Second, it is deluded to think that this would be a net benefit for the exchequer. As Ryan Bourne helpfully pointed out in the Times, ‘research has found that rolling out universal childcare to three-year-olds in England only increased employment of mothers in (often part-time) work by 12,000, at a huge cost of £65,000 per job’. 

Further, the reason there is a shortage of workers is the boomers checking out early and a huge rise in long-term sick. ‘Between June and August 2022, around 2.5million people reported long-term sickness as the main reason for economic inactivity, up from around 2million in 2019.’ It’s absurd to blame mothers of young children for the labour shortage – they are already labouring looking after the kids. 

There may be many reasons for mothers to go back to work, such as financial necessity, just wanting to work, seeing people, but I tell you what, getting Rishi Sunak and the Tories out of a tight spot by paying more tax should not be one of them. 

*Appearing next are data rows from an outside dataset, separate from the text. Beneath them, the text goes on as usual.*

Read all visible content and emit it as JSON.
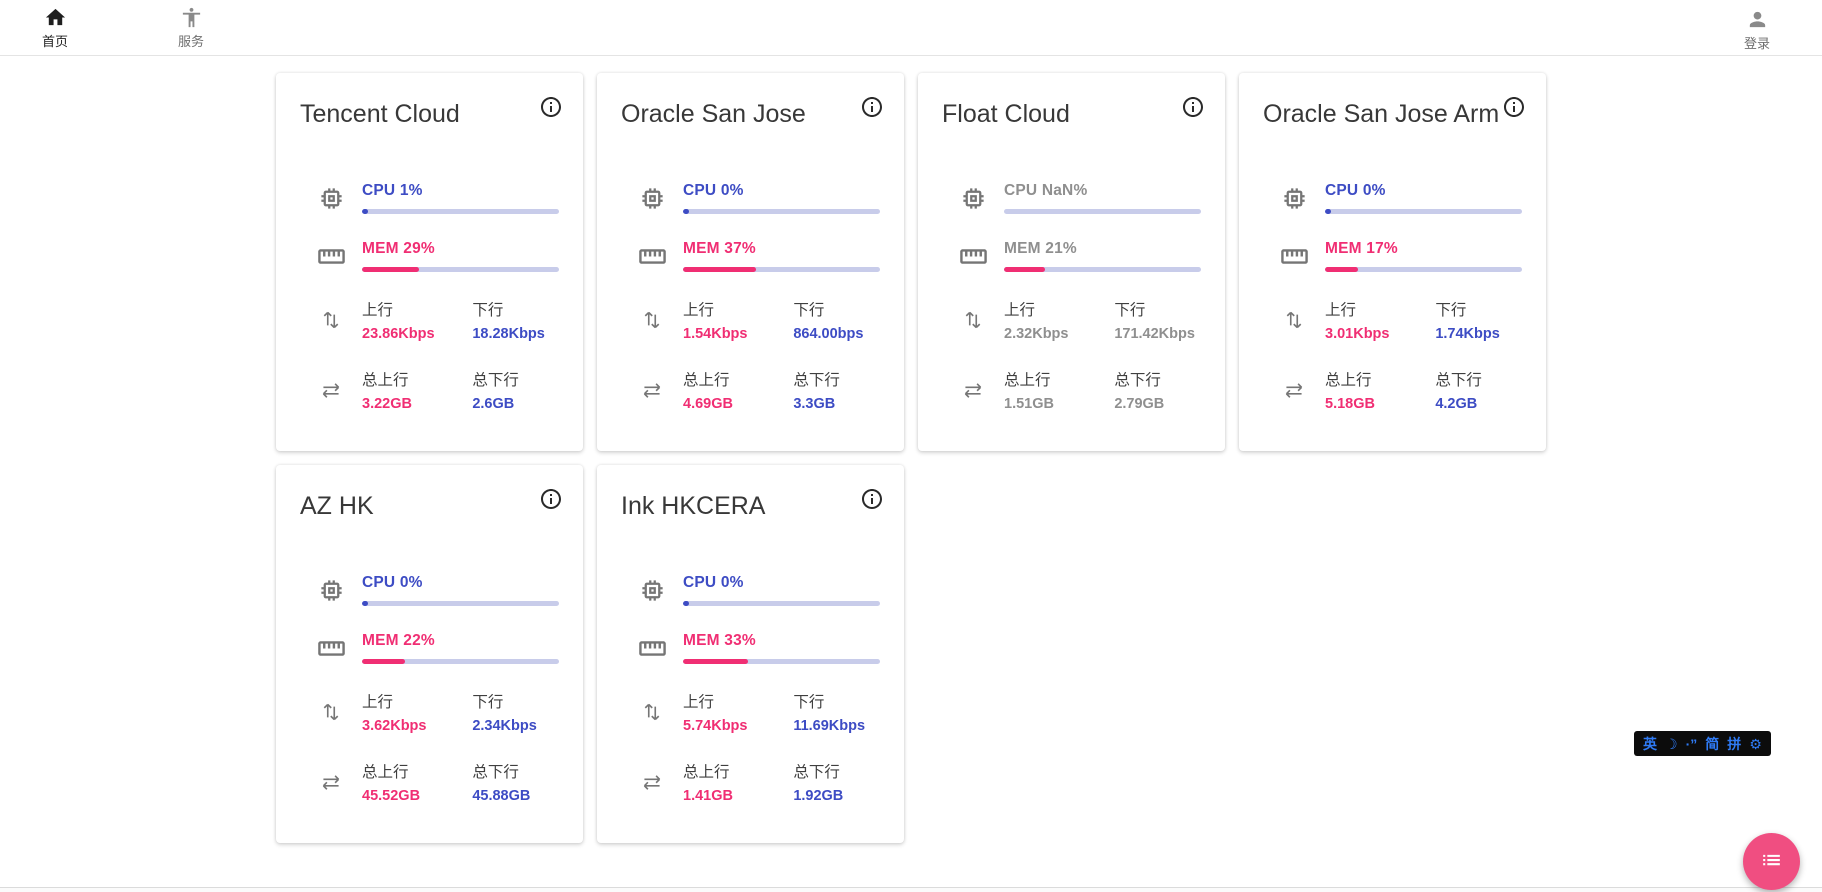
{
  "nav": {
    "home": {
      "label": "首页",
      "icon": "home-icon",
      "active": true
    },
    "services": {
      "label": "服务",
      "icon": "accessibility-icon",
      "active": false
    },
    "login": {
      "label": "登录",
      "icon": "person-icon",
      "active": false
    }
  },
  "labels": {
    "upload": "上行",
    "download": "下行",
    "total_upload": "总上行",
    "total_download": "总下行"
  },
  "servers": [
    {
      "name": "Tencent Cloud",
      "cpu_text": "CPU 1%",
      "cpu_pct": 1,
      "mem_text": "MEM 29%",
      "mem_pct": 29,
      "upload": "23.86Kbps",
      "download": "18.28Kbps",
      "total_upload": "3.22GB",
      "total_download": "2.6GB",
      "offline": false
    },
    {
      "name": "Oracle San Jose",
      "cpu_text": "CPU 0%",
      "cpu_pct": 0,
      "mem_text": "MEM 37%",
      "mem_pct": 37,
      "upload": "1.54Kbps",
      "download": "864.00bps",
      "total_upload": "4.69GB",
      "total_download": "3.3GB",
      "offline": false
    },
    {
      "name": "Float Cloud",
      "cpu_text": "CPU NaN%",
      "cpu_pct": null,
      "mem_text": "MEM 21%",
      "mem_pct": 21,
      "upload": "2.32Kbps",
      "download": "171.42Kbps",
      "total_upload": "1.51GB",
      "total_download": "2.79GB",
      "offline": true
    },
    {
      "name": "Oracle San Jose Arm",
      "cpu_text": "CPU 0%",
      "cpu_pct": 0,
      "mem_text": "MEM 17%",
      "mem_pct": 17,
      "upload": "3.01Kbps",
      "download": "1.74Kbps",
      "total_upload": "5.18GB",
      "total_download": "4.2GB",
      "offline": false
    },
    {
      "name": "AZ HK",
      "cpu_text": "CPU 0%",
      "cpu_pct": 0,
      "mem_text": "MEM 22%",
      "mem_pct": 22,
      "upload": "3.62Kbps",
      "download": "2.34Kbps",
      "total_upload": "45.52GB",
      "total_download": "45.88GB",
      "offline": false
    },
    {
      "name": "Ink HKCERA",
      "cpu_text": "CPU 0%",
      "cpu_pct": 0,
      "mem_text": "MEM 33%",
      "mem_pct": 33,
      "upload": "5.74Kbps",
      "download": "11.69Kbps",
      "total_upload": "1.41GB",
      "total_download": "1.92GB",
      "offline": false
    }
  ],
  "ime": {
    "items": [
      "英",
      "☽",
      "·”",
      "简",
      "拼",
      "⚙"
    ]
  },
  "colors": {
    "blue": "#3D4CC4",
    "pink": "#F02E73",
    "track": "#C8CCEA",
    "fab": "#F04E81",
    "ime_blue": "#2F7BF6"
  }
}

I understand that two incomes are now a necessity. When everyone gets a mortgage on two incomes, house prices rise and two incomes must be maintained. So, two full-time incomes creates a vicious circle: a lot of families are trapped. They have to use expensive childcare whether they like it or not. But let’s not pretend this is a win-win situation. Let’s not pretend that nothing has been lost in the great Revolution. 

A lot is lost by pushing mothers of young children out to work. Not only do their children not get the care of a mother, which is unique, but it empties the private sphere. It hollows out extended families and communities. It makes life lonelier for those who do care for their children themselves and increases the pressure on those mothers to go to work too – another vicious circle. 

In sum, there is something to be said for caring and raising your own children. There is something unnatural about dropping an infant to ‘nursery’ for hours on end. There is something to be said for caring for your own child in its first year of life. You might not like it, but it is your duty as a mother. 

It’s certainly tough these days for young families – they’ve been stitched up good and proper by vested interests pushing up housing costs, food costs and pretty much everything else. But it wasn’t that long ago when most kids were at home with their mothers until they started school. The bond they had and time they spent together was special. Don’t ever let them tell you it was time wasted.